Green Movement sees itself in heroic martyr role

Since the 1979 Islamic Revolution, Iran’s Islamic leaders have always cast themselves in the role of the religiously pure Hossein, facing off against the modern-day equivalents of the evil Yazid. Yazid claimed his state was Islamic, but nevertheless killed Hossein, the grandson of the prophet Mohammad.

Known among the devout as the “Lord of the Martyrs,” Hossein’s example of willingness to die for his beliefs defines Shiite belief and is an ideological pillar of the Islamic Republic.

But today, the opposition Green Movement sees itself as the pure side of the Hossein saga, aided by the fact that Mousavi’s second name is Hossein, and the Green Movement’s choice of color is Islamic green, which is waved constantly at such religious events.

“Now from our people’s point of view, [Supreme Leader Sayyed Ali] Khamenei is close to Yazid, and Mousavi and the Green Movement is the Hossein figure,” says Mehtari in an interview in the Turkish capital, Ankara.

“The state can’t tell people not to shout ‘Ya Hossein,’” part of a chant that has become a pro-Mousavi slogan, says Mehtari. “They can’t tell people not to wave green flags…. For 10 nights and two days, people can come out onto the streets. It’s a religious regime; they can’t prevent people."

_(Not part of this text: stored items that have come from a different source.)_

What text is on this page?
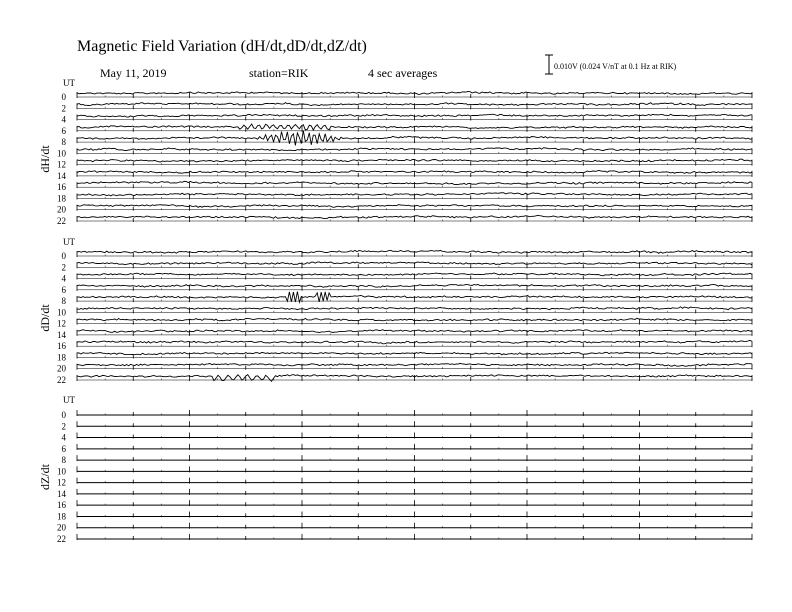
Magnetic Field Variation (dH/dt,dD/dt,dZ/dt)
May 11, 2019	station=RIK	4 sec averages	0.010V (0.024 V/nT at 0.1 Hz at RIK)
UT
dH/dt
0
2
4
6
8
10
12
14
16
18
20
22
UT
dD/dt
0
2
4
6
8
10
12
14
16
18
20
22
UT
dZ/dt
0
2
4
6
8
10
12
14
16
18
20
22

Fear of 'Yazid' label has made authorities cautious during Moharram

In the past, sensitivities about being branded “Yazid” have meant state authorities exercised a lighter touch on policing on the streets, for couples caught holding hands, for example. Instead of being arrested, they might be simply hurried on their way.

“They have all the tools of repression: the money, the guns,” says Mehtari. “[But] it’s impossible for the regime to stop people. If they slap one person in Tehran, they will be Yazid.”

Still, in Tehran, there has been a growing chorus demanding an arrest of Mousavi, former President Mohammad Khatami, and fellow reform leader and former parliament speaker Mehdi Karroubi.

“This show of force [on Friday] is intended to show the public that they [the regime] are many in number, hence inducing fear on the other side and discouraging them from coming out when a big even happens,” said one close observer in Tehran.

“TV has dedicated hours and hours of airtime to say: ‘The judiciary is obliged to carry out the will of the people, and arrest the heads of sedition,” he adds.

On Friday, the Tehran crowd heard: “The judiciary should confront people who continue this sedition … with the maximum punishment,” said Mohammad Hossein Rahimian, a representative of Ayatollah Khamenei, according to Fars News agency, as translated by Reuters.

Iran’s judiciary chief, Sadegh Larijani, meanwhile, gave this warning two days earlier: “I say to leaders of the sedition that we have enough evidence against you,” ILNA news agency quoted him saying. “If the regime has shown tolerance until now, don’t suppose that we do not understand.”

Larijani said the opposition leader actions were “contrary to national security” and a “clear crime,” according to a translation by Agence France-Presse. Their statements allowed “Western countries to make out that the government of the Islamic Republic was in disarray.”

Why Iran has held back from arresting top leaders

But the advent of Moharram – which Shiites have marked for centuries with dramatic public passion plays called Taziyeh – complicates the picture for the authorities.

The top tier of opposition leaders have not been arrested yet, it is widely believed, because the scale of the backlash would be unpredictable.

“The moment when the regime holds guns against its own people – that’s the end of dialogue,” says Mehtari.

Even outside Iran, there are dangers for those who criticize the regime. In Turkey, Iranian agents – who, like the Iranian asylum seekers, do not need a visa to enter – have stopped him twice on the street and told him to shut up, because “we know how to deal with you.”

Another asylum seeker, 21-year-old Maryam Sabri, was recently assaulted on the street in central Turkey after dark by two suspected Iranian agents, who slapped her so hard she fell, then kicked and beat her just two days after she repeated in a BBC interview her claims of being raped four times in detention.